Our client had come to the U.S. as a refugee several years ago through CSS and maintained connections with her family and friends back in her hometown of Suwayda, Syria, roughly 150 miles northeast of Jerusalem and 70 miles south of Damascus. She has been learning English and trying to establish herself here, as Syria is clearly unsafe. She explained (in English and Arabic) what happened.
Her family and friends back home in Suwayda had been captured, with no way out. Shortly after videos of their horrific executions were shared, the internet was cut, without a means to contact those who survived. She came to us stuck, wanting to help them, somehow, with anything. We did what we could, then prayed together. “Why?!” she couldn’t understand the injustice inherent in persecution. “It is [the] land [of] Jesus.”
For the 111th World Day of Migrants and Refugees (Oct. 4-5), Pope Leo XIV wrote a letter calling Catholic immigrants to be witnesses of hope in the new country that welcomes them.

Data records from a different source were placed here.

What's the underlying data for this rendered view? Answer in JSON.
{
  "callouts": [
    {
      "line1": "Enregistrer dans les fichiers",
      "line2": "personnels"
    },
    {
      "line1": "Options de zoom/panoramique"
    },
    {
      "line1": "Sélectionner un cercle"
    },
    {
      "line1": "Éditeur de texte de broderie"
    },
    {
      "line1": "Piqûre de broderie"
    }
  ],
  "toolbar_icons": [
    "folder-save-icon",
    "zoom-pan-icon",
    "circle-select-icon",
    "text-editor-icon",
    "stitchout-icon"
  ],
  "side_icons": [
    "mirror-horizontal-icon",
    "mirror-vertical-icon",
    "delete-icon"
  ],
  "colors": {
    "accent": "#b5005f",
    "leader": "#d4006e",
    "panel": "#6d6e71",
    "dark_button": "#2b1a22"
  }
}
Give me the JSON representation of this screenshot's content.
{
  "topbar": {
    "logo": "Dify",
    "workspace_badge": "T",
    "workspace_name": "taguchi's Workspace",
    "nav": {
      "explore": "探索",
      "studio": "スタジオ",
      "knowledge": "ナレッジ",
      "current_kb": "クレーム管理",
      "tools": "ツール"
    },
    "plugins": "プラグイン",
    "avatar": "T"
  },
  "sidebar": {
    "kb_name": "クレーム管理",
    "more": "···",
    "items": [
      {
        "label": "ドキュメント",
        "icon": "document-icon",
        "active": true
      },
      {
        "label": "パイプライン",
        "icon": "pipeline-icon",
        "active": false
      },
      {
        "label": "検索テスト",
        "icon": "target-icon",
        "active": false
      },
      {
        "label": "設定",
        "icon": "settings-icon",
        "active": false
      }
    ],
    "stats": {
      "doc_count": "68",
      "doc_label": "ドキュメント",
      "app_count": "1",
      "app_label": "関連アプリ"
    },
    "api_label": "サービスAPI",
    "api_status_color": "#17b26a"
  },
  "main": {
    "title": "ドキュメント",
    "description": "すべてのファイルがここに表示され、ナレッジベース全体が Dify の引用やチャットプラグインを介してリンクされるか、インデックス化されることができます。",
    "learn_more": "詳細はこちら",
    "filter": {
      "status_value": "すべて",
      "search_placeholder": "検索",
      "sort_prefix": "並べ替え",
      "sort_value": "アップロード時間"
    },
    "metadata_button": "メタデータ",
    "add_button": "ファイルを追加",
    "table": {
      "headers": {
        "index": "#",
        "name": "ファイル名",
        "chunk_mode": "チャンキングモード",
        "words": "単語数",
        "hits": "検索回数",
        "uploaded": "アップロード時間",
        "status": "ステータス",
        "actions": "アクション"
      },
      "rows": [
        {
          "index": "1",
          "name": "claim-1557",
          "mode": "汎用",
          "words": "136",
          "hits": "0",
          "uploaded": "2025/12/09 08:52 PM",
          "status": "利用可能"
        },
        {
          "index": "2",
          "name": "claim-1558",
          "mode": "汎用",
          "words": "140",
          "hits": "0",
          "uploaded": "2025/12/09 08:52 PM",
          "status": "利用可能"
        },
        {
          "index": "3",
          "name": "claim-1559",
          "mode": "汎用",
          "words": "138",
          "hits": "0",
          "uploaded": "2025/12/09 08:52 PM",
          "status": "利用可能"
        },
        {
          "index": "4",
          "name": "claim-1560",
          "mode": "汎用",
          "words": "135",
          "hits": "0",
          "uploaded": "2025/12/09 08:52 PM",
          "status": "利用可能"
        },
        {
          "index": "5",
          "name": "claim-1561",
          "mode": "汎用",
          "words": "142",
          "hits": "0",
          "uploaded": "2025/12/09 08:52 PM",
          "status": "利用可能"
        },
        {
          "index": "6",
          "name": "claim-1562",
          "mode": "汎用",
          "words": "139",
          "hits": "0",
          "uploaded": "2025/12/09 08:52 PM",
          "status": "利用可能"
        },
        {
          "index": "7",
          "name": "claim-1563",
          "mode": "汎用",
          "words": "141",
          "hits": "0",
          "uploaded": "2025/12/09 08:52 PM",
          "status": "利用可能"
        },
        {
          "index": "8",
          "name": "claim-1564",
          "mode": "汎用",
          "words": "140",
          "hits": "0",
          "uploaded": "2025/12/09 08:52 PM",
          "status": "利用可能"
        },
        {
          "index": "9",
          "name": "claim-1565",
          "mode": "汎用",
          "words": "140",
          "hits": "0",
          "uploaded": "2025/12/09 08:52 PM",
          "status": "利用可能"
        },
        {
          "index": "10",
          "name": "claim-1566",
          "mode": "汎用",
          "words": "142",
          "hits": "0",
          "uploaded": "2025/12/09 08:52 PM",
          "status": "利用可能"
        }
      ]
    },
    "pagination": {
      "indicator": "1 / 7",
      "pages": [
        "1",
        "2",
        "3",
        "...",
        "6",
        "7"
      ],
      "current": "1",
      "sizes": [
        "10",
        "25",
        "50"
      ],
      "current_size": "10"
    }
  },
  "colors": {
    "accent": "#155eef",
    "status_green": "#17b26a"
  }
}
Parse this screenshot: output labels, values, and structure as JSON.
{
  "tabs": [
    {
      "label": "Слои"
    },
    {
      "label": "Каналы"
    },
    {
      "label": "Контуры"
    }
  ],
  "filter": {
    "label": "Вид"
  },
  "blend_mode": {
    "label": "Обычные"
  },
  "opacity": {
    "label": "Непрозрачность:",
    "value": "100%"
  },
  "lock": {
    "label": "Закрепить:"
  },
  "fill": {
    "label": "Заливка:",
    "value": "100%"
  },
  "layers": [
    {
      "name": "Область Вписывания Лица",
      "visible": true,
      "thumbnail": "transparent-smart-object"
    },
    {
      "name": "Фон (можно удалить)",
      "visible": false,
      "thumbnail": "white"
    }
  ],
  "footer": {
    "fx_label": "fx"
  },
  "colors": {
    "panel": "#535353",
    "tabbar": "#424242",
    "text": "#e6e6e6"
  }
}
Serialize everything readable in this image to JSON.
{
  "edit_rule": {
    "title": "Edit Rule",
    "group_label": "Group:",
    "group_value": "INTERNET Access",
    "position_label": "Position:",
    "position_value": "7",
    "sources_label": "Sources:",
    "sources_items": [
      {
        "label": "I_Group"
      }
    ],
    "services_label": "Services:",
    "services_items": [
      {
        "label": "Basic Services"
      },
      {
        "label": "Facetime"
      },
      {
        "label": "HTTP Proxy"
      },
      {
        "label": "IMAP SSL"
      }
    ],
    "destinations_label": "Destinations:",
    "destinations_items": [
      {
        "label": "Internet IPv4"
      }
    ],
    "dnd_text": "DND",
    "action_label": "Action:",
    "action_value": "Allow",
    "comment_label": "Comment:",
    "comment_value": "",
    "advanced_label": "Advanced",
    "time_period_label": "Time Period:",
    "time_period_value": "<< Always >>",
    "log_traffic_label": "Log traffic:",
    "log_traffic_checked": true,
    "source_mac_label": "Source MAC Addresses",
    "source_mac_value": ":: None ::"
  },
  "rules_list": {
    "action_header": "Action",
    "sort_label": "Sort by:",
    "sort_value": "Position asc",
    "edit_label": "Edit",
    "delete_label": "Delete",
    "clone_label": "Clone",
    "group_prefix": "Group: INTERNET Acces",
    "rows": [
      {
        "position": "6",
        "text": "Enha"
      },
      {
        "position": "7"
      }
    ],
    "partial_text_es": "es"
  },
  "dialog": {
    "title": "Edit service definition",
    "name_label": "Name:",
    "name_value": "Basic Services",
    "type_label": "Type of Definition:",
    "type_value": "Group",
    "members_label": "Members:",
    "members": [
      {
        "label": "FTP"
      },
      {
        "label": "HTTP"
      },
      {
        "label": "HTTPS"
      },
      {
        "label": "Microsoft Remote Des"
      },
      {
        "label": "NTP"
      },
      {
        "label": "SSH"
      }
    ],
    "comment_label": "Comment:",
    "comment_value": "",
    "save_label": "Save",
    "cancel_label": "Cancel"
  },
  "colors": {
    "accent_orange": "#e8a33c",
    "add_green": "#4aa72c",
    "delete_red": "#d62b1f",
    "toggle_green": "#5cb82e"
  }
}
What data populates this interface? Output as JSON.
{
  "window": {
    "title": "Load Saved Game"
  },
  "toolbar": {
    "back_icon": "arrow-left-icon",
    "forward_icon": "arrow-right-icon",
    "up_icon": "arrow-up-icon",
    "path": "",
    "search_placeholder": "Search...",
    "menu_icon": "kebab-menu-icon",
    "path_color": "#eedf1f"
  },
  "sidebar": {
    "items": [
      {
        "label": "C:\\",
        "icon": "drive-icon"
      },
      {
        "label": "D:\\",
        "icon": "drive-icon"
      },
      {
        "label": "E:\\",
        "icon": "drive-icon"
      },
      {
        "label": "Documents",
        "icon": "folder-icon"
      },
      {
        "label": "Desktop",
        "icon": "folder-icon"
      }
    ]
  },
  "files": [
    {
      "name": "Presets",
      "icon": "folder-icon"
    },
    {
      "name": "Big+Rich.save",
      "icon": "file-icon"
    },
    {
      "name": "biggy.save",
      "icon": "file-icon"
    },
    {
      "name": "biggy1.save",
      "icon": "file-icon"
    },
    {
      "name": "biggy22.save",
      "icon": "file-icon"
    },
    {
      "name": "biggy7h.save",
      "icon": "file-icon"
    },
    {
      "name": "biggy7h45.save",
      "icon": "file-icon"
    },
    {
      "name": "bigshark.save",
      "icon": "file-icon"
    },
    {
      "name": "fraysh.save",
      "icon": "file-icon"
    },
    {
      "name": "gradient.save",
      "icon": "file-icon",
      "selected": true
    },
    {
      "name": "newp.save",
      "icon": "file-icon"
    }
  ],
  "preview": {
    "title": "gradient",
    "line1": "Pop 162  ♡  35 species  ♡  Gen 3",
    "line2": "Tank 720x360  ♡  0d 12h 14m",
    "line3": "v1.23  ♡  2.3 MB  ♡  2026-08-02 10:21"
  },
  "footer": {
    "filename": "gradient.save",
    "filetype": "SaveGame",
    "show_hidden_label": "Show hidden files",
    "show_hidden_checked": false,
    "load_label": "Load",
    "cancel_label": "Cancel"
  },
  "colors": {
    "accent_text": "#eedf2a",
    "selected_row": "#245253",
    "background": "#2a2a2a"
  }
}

“‘All Christians are called to this witness,’” Leo declared, quoting Paul VI’s Evangelii Nuntiandi. “‘[But] we are thinking especially of the responsibility incumbent on migrants in the country that receives them.’”
Leo explained, “In a special way, Catholic migrants and refugees can become missionaries of hope [who] remind the Church of her pilgrim dimension, perpetually journeying towards her final homeland, sustained by a hope that is a theological virtue.”
Sent out, albeit by their circumstances, Catholic immigrants in a particular way witness to this search for happiness with great hope and trust that Christ will bring their sojourn to completion, rewarding them with eternal life with Him in His Kingdom, our true native land; the heavenly Jerusalem. Immigrants are called to be courageous in bringing Christ to all amid the global, radical, non-Christian cultural and political mores; they are called to proclaim, “I am a Christian” right here in America. But they can’t do it alone. And paperwork by itself won’t help.
Immigrants need “ongoing support” to fulfill their mission. Pope Leo called on communities that welcome immigrants to give them support by “be[ing] a living witness to hope, one that is understood as the promise of a present and a future where the dignity of all as children of God is recognized.”
When we live the Christian life, we live out our baptismal graces, the theological virtues of faith, hope, and charity which directly relate us to God through our incorporation into his Body, the Church, as adopted children within his divine life. Since we’re in the business of the works of mercy at CSS, successfully welcoming the stranger means both providing knowledgeable technical legal expertise and proclaiming, “I am a Christian” by our union with Christ through suffering in hope.
When one member of the Body of Christ is persecuted for defending Truth in one way or another, and flees to make a new home elsewhere, the Church hurts because of it. Some have said that immigration law is one of the most difficult areas of law to practice. Perhaps the difficulty lies not in adhering to new changes that are promulgated almost daily, but in adhering to the Truth by confessing, “I am a Christian,” suffering joyfully in hope, and thereby supporting immigrants along the journey to obtain eternal citizenship in the City of God.
Note from Katie Patrick, executive director of Catholic Social Services of Southern Nebraska: Catholic Social Services is grateful for the year of service that Naomi spent with us. We wish her luck in her new position at the Emmaus Institute for Biblical Studies in Lincoln.